# Afghan soldiers fire at Canadian convoy after Kandahar fender bender



## GAP (28 Dec 2010)

Afghan soldiers fire at Canadian convoy after Kandahar fender bender
By: Steve Rennie, The Canadian Press 28/12/2010
Article Link

ANDAHAR, Afghanistan - A small group of Afghan army soldiers shot at a Canadian convoy after a recent road accident outside Kandahar city, the military said Tuesday.

The Afghan troops were manning a checkpoint near the Dand district centre, southwest of the city, on Boxing Day when a re-supply convoy struck one of their vehicles.

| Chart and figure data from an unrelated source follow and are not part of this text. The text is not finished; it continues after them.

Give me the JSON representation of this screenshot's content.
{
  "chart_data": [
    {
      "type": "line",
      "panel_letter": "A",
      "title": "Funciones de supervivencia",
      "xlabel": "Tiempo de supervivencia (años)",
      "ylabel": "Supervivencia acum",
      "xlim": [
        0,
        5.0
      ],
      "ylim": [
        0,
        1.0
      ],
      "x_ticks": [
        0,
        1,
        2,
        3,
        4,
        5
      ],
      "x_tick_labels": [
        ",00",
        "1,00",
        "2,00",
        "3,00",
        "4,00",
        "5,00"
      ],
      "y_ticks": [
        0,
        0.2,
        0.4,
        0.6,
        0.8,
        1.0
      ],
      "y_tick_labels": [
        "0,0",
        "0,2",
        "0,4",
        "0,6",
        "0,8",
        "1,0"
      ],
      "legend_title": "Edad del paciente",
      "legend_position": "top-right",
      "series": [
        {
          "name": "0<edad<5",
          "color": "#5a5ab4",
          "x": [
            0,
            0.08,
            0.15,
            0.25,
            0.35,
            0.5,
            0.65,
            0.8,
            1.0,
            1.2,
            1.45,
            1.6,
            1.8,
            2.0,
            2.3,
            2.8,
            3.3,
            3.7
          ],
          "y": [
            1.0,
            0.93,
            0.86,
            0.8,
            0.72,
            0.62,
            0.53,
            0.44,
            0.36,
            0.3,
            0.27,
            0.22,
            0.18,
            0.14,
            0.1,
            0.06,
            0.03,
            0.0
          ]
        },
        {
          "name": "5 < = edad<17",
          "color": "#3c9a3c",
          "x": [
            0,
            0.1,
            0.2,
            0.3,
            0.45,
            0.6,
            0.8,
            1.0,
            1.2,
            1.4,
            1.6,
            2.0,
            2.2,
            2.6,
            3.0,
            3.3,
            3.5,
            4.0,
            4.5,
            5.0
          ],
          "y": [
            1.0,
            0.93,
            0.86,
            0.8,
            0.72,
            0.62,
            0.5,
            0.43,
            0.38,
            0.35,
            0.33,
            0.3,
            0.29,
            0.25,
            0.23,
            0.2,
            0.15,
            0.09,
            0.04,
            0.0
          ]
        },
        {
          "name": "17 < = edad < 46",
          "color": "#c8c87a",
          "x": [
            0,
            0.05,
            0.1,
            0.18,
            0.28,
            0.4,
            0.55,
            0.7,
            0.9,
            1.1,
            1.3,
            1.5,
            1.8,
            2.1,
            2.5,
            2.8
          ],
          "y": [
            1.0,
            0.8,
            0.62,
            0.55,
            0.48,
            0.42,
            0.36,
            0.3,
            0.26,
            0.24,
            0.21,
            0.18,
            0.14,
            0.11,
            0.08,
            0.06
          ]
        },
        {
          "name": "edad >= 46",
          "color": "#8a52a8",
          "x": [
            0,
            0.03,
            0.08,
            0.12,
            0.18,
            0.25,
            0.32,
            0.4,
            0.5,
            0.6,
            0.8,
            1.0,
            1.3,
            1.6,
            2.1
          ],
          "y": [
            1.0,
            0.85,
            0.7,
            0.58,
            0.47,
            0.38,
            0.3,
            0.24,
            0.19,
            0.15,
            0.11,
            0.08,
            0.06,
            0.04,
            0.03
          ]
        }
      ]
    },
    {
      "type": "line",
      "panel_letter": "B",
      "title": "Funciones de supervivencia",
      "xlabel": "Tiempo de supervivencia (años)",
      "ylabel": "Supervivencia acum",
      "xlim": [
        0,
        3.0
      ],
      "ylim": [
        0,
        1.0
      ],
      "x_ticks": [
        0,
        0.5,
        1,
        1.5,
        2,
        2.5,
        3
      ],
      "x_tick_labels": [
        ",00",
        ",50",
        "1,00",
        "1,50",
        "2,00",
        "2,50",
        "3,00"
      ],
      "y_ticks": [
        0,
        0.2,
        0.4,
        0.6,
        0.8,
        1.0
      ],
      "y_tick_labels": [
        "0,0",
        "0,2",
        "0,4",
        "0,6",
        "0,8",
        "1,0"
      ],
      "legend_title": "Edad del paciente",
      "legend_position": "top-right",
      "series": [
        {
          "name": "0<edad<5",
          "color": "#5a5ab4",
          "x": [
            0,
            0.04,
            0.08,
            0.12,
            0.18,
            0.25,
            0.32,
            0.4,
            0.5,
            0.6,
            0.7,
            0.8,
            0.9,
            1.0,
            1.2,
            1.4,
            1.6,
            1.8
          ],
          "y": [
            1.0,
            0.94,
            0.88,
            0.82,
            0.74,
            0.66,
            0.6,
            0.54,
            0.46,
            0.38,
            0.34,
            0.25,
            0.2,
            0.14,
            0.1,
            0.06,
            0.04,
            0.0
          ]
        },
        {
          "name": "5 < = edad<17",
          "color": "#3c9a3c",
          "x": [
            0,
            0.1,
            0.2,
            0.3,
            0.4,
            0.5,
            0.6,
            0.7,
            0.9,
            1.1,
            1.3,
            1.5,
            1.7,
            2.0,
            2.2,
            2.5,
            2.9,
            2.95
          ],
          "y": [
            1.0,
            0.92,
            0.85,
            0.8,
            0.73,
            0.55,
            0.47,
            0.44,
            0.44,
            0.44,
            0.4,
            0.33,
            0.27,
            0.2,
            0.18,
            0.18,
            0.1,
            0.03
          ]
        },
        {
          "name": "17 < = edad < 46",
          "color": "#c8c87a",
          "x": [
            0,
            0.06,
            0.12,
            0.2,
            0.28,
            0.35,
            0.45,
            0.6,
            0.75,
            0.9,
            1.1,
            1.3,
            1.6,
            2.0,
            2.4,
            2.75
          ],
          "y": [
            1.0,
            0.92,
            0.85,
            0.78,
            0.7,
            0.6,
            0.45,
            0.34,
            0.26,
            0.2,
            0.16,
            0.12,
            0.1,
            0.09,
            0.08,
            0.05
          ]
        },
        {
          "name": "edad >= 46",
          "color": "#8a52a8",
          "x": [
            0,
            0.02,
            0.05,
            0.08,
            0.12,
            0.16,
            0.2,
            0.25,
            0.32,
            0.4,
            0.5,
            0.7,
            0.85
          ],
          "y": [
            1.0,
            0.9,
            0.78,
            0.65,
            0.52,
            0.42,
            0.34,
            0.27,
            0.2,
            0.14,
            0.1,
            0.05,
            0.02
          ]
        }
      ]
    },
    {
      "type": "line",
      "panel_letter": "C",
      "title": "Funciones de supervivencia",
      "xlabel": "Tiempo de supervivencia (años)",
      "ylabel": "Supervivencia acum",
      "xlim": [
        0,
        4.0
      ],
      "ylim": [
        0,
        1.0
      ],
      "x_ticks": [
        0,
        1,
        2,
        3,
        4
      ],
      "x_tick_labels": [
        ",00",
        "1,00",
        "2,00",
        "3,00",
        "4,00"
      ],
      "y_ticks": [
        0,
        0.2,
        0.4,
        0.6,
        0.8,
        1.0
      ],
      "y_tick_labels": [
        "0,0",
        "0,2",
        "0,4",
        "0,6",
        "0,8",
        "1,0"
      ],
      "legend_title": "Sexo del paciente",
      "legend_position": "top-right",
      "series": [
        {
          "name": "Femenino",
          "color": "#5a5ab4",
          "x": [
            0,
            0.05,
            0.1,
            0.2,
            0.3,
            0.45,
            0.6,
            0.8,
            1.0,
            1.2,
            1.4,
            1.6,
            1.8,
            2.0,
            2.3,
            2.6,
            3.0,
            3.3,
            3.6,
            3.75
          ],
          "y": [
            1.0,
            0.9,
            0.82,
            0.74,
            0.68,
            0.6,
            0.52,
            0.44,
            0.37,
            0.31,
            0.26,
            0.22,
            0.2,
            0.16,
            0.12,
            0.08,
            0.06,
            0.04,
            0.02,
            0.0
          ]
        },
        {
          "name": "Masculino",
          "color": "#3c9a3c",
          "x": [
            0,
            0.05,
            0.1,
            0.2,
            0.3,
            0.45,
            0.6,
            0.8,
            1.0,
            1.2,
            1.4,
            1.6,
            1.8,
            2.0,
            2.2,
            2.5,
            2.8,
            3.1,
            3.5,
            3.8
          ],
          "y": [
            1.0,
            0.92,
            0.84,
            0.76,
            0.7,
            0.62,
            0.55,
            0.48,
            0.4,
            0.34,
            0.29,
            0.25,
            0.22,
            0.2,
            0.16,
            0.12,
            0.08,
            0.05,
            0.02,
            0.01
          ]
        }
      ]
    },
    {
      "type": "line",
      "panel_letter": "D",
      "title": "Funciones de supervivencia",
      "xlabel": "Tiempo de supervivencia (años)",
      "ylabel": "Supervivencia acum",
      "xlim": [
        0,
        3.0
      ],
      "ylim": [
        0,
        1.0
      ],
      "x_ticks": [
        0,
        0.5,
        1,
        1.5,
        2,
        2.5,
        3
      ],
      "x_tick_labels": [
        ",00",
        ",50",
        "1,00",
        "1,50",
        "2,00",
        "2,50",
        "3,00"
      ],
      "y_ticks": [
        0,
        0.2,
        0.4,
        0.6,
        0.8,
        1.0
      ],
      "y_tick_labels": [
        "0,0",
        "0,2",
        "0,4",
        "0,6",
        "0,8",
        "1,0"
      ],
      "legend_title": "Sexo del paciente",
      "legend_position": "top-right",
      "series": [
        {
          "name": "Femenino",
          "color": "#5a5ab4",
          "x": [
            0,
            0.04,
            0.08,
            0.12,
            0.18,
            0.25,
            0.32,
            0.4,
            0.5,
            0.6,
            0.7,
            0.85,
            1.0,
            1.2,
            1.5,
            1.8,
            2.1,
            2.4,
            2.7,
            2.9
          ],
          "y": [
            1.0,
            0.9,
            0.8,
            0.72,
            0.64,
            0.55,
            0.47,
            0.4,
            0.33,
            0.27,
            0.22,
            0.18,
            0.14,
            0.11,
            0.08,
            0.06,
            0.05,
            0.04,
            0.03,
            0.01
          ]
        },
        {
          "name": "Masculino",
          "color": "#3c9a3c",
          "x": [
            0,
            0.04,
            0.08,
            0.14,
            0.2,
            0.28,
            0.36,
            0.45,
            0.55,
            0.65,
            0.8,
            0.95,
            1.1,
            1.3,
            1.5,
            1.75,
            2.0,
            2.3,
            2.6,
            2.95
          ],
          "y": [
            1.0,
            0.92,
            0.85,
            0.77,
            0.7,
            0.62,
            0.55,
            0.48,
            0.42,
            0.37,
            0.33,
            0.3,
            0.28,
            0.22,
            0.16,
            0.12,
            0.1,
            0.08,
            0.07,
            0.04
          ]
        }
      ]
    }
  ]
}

The Canadians stopped to fill out paperwork and then started off down the road.

But the Afghan soldiers didn't want the Canadians to leave the scene and fired their weapons at the convoy and into the air.

The Canadian military says none of its soldiers were injured, nor did they return fire.

"(Task Force Kandahar) and 1-205 Corps ANA soldiers have been working extremely well together and this isolated incident does not reflect the close working relationship that both our organizations enjoy," Brig.-Gen. Dean Milner, the Canadian commander of troops in Kandahar, said in a statement.

"I work closely with Brig.-Gen. (Ahmad) Habibi each day and he has addressed the issue with his staff. I have complete confidence that once all the facts are gathered the appropriate actions will be taken."

The military says it is investigating the incident and the Afghan army plans to prosecute the troops involved.

Two Canadian journalists were kept at a distance Monday during a stop at the Dand district centre as Habibi, who commands the 1st Brigade of the Afghan Army's 205 Corps, dressed down his troops as Milner looked on.
More on link


----------



## jollyjacktar (29 Dec 2010)

Of the two groups at DDC during my stay, I was, until the evening of the VBIED more comfortable with the ANA vs the AUP.  Following the events of that night, I was never sure of what to be sure of again.  On the whole however, the ANA were by far the more professional of the two entities located there.


----------